Dimitra followed Rami off the sidewalk, stepping down from the curb. I refused. I held the eye of the larger man as I neared him, calling their bluff, waiting for them to part. But as I passed, one of them shoved me so hard with his shoulder that I lost my footing and stumbled on the broken cobbles, careening headfirst toward the tree. Attempting to catch myself, hands fumbling, I managed to avoid direct impact, but felt the rough bark of the tree against my cheek as I jerked and twisted my head away, inertia carrying me forward, sprawling me onto the pavement.

At first I was so stunned I could only stare at the ground. I tried to sit up, knees and hands still numb and tingling from the impact but already bleeding. “What the fuck,” I shouted.
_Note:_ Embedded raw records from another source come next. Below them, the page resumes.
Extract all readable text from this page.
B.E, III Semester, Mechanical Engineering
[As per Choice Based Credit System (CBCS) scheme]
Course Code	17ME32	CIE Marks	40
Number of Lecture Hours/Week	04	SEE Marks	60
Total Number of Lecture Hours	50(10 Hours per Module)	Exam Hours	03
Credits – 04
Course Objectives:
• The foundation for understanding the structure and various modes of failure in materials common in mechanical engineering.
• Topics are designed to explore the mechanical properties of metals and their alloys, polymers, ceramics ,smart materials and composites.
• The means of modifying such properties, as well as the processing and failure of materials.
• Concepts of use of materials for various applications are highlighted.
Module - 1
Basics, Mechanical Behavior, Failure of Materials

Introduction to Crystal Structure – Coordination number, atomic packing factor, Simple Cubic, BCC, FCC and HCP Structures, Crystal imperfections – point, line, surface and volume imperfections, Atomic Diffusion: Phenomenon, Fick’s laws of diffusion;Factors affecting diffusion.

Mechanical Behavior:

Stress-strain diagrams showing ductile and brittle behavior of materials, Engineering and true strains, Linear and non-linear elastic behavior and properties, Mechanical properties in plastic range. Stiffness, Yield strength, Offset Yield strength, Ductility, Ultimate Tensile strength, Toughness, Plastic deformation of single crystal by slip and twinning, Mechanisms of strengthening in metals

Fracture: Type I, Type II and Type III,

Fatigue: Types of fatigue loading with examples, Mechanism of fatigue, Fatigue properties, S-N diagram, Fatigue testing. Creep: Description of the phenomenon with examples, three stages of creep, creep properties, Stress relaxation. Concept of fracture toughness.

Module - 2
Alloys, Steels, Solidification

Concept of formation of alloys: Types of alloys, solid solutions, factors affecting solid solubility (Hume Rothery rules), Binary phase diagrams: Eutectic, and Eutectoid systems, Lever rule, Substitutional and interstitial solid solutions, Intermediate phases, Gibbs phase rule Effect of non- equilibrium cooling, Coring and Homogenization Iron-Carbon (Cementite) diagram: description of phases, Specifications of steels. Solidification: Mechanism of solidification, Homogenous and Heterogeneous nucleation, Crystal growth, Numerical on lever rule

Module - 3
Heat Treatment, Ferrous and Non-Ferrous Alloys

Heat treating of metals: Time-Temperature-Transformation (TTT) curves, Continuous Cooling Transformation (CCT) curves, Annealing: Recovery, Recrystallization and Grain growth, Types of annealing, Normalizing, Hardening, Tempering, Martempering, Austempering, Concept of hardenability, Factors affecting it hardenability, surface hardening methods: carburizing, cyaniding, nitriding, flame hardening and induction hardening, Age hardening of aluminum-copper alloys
I drew my hand to my cheek—it felt as though I’d been punched in the face—and felt the ragged scrape from the bark of the tree. I was lucky I hadn’t been knocked unconscious. My fingers came away with bright blood. I thought Rami was going to cry as Dimitra knelt down to help me up. The men watched, as if daring me. Then they turned and walked slowly away.

The pharmacist had heard me shout, heard Dimitra yell after the men, and she came out of the store. She began to assess my injuries, turning my hands over in hers, bending down to inspect my knees, brushing away some of the larger pieces of gravel.

I looked to Dimitra.

“You’re crazy if you think the police will do anything,” she said to me in English, as if reading my thoughts. “They’re on their side.”

The pharmacist brought us back inside and sat me down on a plastic chair. She carefully cleaned my hands and knees, using a pair of tweezers to pull out small bits of glass and gravel. Once she was done sterilizing the abrasions with Betadine, she applied the bandages. Then she brought out a small kit and began to clean my face. I smelled the sharp tang of rubbing alcohol moments before I felt its burn. The pharmacist was talking with Dimitra, telling her I needed stitches, as if I weren’t there. I wondered if I should go the hospital, but the pharmacist seemed skillful, albeit a bit gruff. I winced as she numbed my cheek, prepared the needle. Rami cringed, unable to watch, and waited at the other end of the pharmacy, anxiously flipping through his drawings.

“You don’t know what it’s like here, in this neighborhood, with all the foreigners,” the pharmacist said. I couldn’t tell if she was offering this as an explanation or rebuke, whether she felt what had happened was an unfortunate accident or I’d brought this on myself.

I tried to turn my head, to protest, telling her how they’d tried to force us into the street.